August 29, 2011 (PLANSPONSOR.com) – A son who murdered his father is not entitled to his father’s employer-sponsored life insurance benefits.

The U.S. District Court for the Northern District of New York found the Employee Retirement Income Security Act (ERISA) does not preempt the state’s slayer rule, prohibiting a killer from profiting from his crime.  The decedent’s eldest son, who was named as sole beneficiary of his father’s life insurance, argued that his age and state of extreme emotional disturbance at the time of the killing are factors that, when taken into consideration, should allow him to receive his father’s life insurance benefits.   

However, the district court noted a previous court explained emotional disturbance merely lessens the degree of crime; it “neither excuses nor absolves the culpability of the offender . . . nor does such element render the killing unintentional or accidental.
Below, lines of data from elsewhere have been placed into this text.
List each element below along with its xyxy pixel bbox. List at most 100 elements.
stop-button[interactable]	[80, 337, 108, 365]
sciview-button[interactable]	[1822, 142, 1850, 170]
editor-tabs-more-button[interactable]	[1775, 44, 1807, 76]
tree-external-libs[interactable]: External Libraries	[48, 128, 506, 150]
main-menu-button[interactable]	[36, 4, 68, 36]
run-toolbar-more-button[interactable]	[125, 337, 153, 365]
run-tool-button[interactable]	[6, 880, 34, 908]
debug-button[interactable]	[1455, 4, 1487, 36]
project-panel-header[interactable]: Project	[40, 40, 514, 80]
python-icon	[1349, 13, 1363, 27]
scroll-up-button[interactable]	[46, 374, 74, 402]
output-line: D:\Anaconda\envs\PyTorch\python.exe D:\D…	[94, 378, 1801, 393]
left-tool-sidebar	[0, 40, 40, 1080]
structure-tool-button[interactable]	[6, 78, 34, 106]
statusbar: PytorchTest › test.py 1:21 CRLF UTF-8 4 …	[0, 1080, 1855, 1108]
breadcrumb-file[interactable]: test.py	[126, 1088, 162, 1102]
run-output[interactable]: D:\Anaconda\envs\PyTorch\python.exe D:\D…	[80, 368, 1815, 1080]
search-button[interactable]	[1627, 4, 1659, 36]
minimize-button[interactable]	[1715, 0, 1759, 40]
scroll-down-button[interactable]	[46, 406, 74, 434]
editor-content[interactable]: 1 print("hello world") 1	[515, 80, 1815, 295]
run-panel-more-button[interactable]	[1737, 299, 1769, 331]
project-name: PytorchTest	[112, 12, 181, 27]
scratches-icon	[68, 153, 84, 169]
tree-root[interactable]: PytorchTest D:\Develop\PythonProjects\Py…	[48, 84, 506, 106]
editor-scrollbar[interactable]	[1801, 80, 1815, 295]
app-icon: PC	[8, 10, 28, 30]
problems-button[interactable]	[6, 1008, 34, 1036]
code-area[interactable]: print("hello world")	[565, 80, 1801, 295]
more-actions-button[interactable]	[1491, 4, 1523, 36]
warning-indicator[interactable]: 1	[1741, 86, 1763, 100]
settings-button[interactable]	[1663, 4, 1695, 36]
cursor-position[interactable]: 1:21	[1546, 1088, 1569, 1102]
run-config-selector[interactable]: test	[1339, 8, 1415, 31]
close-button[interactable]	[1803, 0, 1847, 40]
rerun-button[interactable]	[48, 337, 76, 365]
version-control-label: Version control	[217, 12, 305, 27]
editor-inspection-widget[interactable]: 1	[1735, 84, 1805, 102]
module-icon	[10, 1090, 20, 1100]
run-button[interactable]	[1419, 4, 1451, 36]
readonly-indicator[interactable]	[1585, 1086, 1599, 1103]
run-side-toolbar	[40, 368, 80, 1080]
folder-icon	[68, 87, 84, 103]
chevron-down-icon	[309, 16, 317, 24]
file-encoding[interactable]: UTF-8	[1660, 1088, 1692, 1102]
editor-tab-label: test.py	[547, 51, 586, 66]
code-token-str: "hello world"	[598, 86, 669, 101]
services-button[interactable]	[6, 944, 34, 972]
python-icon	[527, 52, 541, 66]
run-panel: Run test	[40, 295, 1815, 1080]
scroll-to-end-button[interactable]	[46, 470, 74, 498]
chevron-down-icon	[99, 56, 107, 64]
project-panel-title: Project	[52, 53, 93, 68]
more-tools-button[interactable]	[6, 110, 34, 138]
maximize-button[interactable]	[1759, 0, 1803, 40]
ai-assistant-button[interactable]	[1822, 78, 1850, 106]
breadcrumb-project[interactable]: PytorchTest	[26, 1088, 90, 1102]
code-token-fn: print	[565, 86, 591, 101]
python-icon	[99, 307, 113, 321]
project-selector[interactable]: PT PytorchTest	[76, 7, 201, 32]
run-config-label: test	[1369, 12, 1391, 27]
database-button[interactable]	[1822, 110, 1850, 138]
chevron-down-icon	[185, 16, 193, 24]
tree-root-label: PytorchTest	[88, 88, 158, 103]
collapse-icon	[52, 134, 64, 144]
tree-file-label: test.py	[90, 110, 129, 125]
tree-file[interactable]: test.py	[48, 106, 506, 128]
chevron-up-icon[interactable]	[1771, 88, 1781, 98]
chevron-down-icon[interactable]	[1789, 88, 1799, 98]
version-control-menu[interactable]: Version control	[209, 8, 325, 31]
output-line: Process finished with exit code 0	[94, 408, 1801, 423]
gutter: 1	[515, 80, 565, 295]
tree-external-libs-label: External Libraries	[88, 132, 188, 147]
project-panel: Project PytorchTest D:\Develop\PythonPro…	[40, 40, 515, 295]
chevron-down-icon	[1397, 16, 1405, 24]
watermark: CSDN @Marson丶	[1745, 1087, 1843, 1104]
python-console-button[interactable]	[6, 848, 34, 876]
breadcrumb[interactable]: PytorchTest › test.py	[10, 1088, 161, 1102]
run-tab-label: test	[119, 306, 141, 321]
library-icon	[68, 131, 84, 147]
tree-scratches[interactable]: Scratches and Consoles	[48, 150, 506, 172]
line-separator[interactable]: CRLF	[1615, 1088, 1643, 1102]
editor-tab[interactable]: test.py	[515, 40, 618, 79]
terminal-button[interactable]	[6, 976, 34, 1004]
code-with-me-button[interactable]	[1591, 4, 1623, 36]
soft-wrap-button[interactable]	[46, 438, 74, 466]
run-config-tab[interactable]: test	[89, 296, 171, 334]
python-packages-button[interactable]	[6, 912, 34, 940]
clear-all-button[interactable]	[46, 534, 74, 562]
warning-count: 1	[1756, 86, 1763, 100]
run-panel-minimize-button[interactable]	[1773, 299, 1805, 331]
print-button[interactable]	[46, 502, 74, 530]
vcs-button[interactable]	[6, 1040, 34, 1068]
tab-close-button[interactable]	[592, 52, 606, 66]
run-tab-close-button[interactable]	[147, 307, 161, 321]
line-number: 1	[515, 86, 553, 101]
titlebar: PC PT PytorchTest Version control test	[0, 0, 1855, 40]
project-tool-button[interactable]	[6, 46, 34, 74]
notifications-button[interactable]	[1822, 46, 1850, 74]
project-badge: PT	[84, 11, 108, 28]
Accordingly, such conviction precludes inheritance or any profiting from such wrong.” U.S. District Judge Lawrence E. Kahn wrote that ultimately, because emotional disturbance does not impair one’s ability to understand the nature and quality of an act, it cannot fall under the exception to the slayer rule.   

In addition, as long as the defendant meets the age requirement for the substantive offense, courts have refused to mitigate the slayer rule because the offender was adjudicated as a juvenile defendant.  

Kahn noted where a beneficiary is disqualified from life insurance benefits under the slayer rule, he is treated by the law as having predeceased the decedent. The decedent’s plan dictates if no beneficiary is living when he dies, then his benefits will be paid to his surviving children if he has no surviving spouse. Decedent was unmarried at the time of his death; therefore, the Court finds his other son should receive his life insurance benefits in its entirety.  

The younger son filed a motion for summary judgment against the older son after Union Security Life Insurance Company of New York filed a complaint for interpleader relief after both sons of the deceased filed competing claims for their father’s life insurance benefits.  

The case is Union Security Life Insurance Co. v. JJG-1994, N.D.N.Y., No. 1:10-cv-00369-LEK-RFT.  

Last year, a federal judge in New Jersey used the slayer rule in that state to rule that a man convicted for his wife’s death in a murder-for-hire scheme should not be entitled to her pension benefits (see Convicted Killer Barred from Getting Dead Wife’s Pension). Another district court previously ruled that the estate of a woman killed by her husband who then committed suicide is not due surviving spouse benefits from his pension plan (see Woman Killed by Husband Who Committed Suicide not a Surviving Spouse).